Away from the Grind

BLISTERS: How to Prevent and Treat Them

by Roger Ludwig

BURNING BLISTERS

Nothing can turn the Sound of Music into the Batan Death March faster than blisters. The sure footed hunter or hiker can be reduced to a tender foot, limping, hobbling home.

The scientific formula to produce a blister goes something like this: Friction + Pressure + Heat + Moisture + Tenderness = Blisters. In other words, increasing any of the above, friction, pressure, heat, moisture and tenderness will increase the odds of blister formation. 

So what can be done?

1. Decrease friction with shoes that fit well, tied properly. The heel should be snug enough to stop slipping, possibly using a runner‘s loop at the ankles. The padding of good socks helps. Known trouble spots can be covered with moleskin in advance. Duct tape is OK if nothing else is around but it doesn’t stick too well as feel sweat.

2. Decrease pressure with shoes that give room in the toes for expansion. On a long hike feet swell. A width size larger than street shoes may do the job, lacing loose over the toes.

3. Decrease heat with well ventilated boots. Those new boot and shoe types with high tech fabric panels are a big improvement over leather boots for air flow and heat loss. Boot insulation should match the season, too, as should sock thickness. If it’s really hot it helps to take boots and socks off when resting. Cooling off feat in a cool stream can be good.

4. Decrease moisture with a pair of wicking sock liners under wicking socks. The liners really add a level of moisture reduction and are easy to wash on the trail over multi-day trips. Boot ventilation panels are great in this way also. They let perspiration out and keep water from coming in.

5. Decrease tenderness and increase skin toughness by wiping foot soles and heals with rubbing alcohol once or twice a day for three to four weeks before the season. Some people just have blister-prone skin. This idea comes from Colin Fletcher, the first man known to have hiked the length of the Grand Canyon without cresting the rim. He mentioned it in A Walk through Time. I’ve tried it and am convinced it works. At a dollar or two for a bottle of rubbing alcohol and scrap of fabric it’s a bargain.
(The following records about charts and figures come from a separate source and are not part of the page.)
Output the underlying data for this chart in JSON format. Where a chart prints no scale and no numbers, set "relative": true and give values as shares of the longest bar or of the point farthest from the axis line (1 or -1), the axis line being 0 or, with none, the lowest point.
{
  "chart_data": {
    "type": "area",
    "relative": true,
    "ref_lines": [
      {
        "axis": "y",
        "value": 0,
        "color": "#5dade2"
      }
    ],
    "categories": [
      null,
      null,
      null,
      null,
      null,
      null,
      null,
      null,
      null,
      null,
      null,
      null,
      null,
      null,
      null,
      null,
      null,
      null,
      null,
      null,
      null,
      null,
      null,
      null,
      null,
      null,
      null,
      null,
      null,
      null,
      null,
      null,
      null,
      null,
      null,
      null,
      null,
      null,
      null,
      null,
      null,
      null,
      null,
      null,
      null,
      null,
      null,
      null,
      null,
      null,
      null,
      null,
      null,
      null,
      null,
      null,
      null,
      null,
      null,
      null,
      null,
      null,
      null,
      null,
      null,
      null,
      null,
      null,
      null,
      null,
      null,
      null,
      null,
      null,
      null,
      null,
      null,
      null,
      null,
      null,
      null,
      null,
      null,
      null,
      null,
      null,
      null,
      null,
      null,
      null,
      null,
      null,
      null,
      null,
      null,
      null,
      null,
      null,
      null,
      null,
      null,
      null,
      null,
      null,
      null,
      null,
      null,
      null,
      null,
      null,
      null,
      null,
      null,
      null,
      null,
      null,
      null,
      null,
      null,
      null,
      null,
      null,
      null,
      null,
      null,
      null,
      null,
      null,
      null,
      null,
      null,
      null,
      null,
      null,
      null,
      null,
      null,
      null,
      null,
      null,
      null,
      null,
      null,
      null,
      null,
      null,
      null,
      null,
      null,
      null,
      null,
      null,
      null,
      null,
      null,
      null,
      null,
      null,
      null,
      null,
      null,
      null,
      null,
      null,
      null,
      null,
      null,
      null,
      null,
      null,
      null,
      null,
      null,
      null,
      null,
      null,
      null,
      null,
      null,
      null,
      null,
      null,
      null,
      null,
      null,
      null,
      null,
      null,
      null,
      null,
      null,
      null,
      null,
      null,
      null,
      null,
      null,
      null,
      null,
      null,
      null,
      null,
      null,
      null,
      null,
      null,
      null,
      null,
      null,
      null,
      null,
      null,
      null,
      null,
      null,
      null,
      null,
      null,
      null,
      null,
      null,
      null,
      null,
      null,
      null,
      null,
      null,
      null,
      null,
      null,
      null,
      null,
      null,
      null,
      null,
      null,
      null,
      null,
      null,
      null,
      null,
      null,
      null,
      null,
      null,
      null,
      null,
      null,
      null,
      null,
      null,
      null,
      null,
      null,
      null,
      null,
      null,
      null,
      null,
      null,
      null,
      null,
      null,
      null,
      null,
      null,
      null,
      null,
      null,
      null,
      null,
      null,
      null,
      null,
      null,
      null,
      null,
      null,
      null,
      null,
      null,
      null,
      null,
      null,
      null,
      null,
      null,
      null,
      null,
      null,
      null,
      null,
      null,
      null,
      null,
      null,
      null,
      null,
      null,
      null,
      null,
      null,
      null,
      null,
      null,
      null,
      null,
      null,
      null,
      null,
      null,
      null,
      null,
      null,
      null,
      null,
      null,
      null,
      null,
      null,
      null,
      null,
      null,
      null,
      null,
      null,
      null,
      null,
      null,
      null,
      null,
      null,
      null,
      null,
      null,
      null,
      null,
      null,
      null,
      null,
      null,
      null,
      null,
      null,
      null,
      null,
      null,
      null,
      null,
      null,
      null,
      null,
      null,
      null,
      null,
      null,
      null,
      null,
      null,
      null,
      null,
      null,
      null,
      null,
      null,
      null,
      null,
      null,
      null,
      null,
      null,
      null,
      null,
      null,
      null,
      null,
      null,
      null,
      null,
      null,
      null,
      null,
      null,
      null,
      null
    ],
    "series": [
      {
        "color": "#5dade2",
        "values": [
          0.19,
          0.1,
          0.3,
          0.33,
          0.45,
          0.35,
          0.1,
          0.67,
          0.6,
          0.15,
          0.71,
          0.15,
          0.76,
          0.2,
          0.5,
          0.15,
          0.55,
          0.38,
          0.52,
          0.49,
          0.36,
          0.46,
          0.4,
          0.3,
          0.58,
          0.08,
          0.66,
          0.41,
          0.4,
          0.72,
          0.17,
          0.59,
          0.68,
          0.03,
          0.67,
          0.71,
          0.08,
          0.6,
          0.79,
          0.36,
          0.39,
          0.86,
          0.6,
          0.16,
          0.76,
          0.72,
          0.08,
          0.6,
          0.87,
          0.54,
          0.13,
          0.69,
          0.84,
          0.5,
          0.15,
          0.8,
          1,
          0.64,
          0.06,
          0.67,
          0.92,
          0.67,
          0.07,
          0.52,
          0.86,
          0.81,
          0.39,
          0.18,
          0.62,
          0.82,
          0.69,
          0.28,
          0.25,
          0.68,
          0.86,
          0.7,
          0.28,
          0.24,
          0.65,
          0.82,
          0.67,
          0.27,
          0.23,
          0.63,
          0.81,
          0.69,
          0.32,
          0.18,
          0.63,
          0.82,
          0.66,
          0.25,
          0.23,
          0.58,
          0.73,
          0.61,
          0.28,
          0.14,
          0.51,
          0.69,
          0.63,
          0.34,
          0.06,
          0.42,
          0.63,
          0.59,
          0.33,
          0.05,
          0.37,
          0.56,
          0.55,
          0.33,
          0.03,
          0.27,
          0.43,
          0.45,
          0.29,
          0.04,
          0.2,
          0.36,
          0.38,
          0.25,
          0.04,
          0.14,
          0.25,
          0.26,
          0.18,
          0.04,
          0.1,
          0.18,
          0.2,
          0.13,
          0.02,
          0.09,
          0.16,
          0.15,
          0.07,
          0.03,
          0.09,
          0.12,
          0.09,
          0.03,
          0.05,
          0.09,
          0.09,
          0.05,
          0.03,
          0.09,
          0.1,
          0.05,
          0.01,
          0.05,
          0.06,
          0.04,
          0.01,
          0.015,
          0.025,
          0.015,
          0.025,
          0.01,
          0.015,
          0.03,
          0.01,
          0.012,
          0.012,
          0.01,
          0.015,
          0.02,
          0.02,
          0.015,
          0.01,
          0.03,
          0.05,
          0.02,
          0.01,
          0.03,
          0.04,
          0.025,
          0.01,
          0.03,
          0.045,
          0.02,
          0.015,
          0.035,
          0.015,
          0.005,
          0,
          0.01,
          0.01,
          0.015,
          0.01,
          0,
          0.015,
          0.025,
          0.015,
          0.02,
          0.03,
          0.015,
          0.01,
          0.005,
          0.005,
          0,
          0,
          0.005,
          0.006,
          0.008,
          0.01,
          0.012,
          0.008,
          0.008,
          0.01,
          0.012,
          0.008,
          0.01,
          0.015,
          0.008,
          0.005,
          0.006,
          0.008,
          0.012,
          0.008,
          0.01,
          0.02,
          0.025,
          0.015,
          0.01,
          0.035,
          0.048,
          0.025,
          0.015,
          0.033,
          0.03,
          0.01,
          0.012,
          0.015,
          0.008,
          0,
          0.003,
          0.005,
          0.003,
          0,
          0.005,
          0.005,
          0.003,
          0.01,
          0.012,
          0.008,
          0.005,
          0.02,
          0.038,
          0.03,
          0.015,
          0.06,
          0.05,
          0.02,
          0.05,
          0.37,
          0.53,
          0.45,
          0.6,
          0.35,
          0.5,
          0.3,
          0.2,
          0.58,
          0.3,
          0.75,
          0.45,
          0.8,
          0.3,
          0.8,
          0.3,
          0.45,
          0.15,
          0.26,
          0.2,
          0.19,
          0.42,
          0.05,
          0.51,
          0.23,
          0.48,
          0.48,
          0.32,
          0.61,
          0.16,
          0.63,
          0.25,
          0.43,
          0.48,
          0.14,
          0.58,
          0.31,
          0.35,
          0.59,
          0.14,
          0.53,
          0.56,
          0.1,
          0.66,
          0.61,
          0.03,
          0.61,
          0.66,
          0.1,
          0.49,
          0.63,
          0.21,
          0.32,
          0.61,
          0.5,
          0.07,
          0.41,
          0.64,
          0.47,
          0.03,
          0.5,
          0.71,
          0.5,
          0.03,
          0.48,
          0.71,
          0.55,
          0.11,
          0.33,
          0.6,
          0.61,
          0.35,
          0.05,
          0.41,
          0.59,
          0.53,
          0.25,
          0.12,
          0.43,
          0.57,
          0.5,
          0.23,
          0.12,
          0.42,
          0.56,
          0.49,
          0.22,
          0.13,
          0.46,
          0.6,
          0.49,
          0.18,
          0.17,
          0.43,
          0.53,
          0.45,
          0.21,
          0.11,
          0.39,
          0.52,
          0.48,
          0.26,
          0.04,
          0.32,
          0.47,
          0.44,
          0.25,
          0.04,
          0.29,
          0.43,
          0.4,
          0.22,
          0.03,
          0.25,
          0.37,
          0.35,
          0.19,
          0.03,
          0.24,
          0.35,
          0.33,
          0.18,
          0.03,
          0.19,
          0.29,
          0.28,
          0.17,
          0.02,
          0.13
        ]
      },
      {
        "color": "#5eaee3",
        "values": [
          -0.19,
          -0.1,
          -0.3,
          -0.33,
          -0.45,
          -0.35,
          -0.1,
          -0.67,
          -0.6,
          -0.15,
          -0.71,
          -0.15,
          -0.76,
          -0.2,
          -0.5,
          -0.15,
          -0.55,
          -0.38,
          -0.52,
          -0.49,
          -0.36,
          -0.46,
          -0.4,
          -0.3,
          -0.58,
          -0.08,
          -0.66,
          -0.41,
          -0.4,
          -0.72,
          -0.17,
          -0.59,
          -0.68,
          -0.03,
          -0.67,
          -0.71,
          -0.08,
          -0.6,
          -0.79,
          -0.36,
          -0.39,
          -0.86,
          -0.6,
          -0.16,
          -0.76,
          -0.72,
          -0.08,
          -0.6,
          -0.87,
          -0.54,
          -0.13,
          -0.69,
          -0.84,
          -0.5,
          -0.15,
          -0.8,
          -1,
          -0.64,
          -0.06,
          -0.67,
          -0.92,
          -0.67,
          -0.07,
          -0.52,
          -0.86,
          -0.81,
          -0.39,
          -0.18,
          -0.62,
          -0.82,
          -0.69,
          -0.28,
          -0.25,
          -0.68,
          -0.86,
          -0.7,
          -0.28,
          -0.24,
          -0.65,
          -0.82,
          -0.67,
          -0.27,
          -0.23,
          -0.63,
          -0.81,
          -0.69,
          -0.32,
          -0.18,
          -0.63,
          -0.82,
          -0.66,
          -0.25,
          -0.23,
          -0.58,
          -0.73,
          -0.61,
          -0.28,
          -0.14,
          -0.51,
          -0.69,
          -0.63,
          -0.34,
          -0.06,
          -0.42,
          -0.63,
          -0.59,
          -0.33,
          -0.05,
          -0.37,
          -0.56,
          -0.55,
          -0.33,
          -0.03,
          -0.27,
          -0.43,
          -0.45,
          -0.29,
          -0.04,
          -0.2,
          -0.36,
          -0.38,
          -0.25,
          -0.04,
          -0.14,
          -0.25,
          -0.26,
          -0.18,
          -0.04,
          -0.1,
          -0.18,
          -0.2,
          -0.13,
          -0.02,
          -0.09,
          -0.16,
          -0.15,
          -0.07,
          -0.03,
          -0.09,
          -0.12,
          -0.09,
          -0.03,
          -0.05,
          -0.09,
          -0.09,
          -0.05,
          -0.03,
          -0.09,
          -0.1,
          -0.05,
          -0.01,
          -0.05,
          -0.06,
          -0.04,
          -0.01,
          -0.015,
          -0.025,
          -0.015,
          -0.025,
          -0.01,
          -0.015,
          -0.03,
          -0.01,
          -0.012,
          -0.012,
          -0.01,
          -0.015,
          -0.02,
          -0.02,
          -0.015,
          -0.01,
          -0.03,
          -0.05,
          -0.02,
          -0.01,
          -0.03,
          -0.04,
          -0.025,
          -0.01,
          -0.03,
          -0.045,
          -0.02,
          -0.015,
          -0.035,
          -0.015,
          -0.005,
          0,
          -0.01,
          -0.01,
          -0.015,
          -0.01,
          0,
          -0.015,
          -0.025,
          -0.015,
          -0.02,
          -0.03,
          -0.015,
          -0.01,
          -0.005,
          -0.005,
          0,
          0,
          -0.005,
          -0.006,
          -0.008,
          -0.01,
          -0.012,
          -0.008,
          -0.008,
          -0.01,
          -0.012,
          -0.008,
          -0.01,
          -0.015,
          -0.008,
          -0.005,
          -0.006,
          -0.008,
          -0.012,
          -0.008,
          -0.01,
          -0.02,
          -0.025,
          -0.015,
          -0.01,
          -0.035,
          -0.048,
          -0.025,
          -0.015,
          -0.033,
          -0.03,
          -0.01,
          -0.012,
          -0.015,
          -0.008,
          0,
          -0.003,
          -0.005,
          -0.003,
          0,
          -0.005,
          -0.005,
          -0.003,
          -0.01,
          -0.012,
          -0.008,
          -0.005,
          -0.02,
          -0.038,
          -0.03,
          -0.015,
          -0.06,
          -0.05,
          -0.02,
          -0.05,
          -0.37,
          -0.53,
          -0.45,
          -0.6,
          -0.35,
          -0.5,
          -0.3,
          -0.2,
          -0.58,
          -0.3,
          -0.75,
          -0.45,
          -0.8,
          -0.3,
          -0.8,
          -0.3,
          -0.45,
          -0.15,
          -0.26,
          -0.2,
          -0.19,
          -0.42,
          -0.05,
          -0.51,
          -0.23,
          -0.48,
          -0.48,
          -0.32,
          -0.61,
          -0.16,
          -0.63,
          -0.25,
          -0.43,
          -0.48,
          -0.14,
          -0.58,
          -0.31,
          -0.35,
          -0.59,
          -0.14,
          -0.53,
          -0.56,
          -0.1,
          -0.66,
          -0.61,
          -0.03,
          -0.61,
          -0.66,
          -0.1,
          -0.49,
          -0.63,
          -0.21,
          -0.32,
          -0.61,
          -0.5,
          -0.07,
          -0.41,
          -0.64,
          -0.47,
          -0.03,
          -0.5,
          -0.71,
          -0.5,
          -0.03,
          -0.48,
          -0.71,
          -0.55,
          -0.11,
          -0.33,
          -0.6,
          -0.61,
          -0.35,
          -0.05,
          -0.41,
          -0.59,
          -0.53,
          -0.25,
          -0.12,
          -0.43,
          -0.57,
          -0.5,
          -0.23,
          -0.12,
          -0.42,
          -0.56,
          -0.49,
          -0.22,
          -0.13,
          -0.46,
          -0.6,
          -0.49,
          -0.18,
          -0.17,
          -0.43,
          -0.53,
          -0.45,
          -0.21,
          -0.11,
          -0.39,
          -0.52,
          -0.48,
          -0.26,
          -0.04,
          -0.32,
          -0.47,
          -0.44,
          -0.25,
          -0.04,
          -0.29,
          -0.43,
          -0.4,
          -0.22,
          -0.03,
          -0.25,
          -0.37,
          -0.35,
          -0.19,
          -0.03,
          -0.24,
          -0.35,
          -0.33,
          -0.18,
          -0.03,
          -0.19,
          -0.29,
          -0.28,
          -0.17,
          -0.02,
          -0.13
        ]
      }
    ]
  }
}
When hiking, deal with a hot spot on the foot right away. Think about what might be causing it. If it’s friction, can the boots be tied to stop the sliding? Put on a good sized piece of mole skin or medical tape so the friction is on it instead of the skin.
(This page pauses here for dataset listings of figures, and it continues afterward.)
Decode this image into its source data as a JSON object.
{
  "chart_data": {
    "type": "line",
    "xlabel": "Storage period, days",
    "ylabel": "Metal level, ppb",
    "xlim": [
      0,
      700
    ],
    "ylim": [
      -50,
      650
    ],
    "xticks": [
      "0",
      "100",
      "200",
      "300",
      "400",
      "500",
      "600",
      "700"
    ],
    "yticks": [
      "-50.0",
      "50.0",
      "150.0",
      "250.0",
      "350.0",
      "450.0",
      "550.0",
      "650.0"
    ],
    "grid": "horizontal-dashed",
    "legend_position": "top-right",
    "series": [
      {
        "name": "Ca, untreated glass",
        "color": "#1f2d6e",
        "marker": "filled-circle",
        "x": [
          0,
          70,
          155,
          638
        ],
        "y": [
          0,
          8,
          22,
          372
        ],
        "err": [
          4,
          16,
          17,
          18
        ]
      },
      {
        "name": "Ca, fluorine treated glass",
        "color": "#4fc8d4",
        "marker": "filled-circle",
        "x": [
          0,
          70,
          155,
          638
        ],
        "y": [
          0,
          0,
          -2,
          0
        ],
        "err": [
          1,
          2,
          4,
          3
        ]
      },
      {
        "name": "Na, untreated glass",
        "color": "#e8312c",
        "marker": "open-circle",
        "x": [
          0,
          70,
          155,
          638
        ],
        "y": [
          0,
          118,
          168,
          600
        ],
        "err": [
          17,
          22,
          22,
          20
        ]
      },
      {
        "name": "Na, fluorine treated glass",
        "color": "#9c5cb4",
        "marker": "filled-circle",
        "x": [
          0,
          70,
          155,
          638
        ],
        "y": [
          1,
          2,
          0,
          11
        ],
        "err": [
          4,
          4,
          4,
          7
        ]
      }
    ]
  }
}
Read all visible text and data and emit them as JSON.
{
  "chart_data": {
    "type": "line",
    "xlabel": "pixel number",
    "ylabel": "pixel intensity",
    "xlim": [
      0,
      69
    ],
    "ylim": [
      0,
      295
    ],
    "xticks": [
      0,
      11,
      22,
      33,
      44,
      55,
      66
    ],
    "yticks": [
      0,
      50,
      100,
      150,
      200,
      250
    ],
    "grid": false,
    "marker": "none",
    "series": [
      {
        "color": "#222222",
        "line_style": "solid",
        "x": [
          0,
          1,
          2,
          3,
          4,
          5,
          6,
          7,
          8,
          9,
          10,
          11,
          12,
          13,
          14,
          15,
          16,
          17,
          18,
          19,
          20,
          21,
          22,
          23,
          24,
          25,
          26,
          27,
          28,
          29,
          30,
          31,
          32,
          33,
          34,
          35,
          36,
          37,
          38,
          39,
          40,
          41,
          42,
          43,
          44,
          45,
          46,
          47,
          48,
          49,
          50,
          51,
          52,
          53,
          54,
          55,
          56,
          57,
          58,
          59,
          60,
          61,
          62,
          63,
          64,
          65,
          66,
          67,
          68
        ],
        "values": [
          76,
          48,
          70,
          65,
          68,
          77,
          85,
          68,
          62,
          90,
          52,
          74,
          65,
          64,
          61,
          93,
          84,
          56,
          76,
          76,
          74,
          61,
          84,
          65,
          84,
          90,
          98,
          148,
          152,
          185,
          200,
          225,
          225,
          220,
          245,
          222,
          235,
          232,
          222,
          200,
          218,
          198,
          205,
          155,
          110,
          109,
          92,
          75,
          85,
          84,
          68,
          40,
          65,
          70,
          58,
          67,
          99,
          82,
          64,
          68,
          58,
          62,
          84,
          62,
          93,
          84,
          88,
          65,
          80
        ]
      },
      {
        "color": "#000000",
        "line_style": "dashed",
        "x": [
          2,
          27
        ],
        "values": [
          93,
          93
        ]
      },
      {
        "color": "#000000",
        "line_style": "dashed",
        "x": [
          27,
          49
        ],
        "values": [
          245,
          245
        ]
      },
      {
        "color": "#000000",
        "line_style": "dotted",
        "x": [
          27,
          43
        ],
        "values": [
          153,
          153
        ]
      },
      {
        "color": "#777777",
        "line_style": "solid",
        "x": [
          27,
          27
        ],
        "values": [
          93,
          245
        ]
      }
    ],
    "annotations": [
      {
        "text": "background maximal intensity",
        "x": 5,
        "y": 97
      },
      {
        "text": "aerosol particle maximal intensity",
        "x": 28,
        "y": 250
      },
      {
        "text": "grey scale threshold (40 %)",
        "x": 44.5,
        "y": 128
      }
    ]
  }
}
Is it pressure? If so, loosen the lacing to make more room, or put on thinner socks. Heat? Cool the feet off. 

With more than a month away from the start of hiking season those who are tender feet by birth have time to toughen up with the alcohol. This is one time when “alcohol treatment” is accomplished by its liberal application. Feet, drink up!

Bound along happy and hearty this spring, summer and fall. 

What can be done if a blister has already developed? It is essential to keep it infection free. A nasty infection on a hike of two or more days can cause extreme pain and be truly dangerous. Because of this some would advise trying to keep the blister from opening, reducing pressure by padding the area around the blister with moleskin with a hole cut in the center for the blister.

Most don’t want the pain of the blister itself. This is where the elementary school trick of pushing a needle under your skin just a couple layers deep is useful. Using a sterilized needle, lance the blister by entering the skin about a quarter of an inch away from the blister’s edge. Push out the fluid. Doctor the opening and the blister with a dose of good antibiotic, such as betadyne. Cover it all with moleskin, tape or a bandaid.

It is likely to refill with fluid from and will need to be lanced again from time to time. Keep slathering on the antibiotics.

If the blister has already opened itself, apply the antibiotic and tape it over, loose skin and all, if any remains.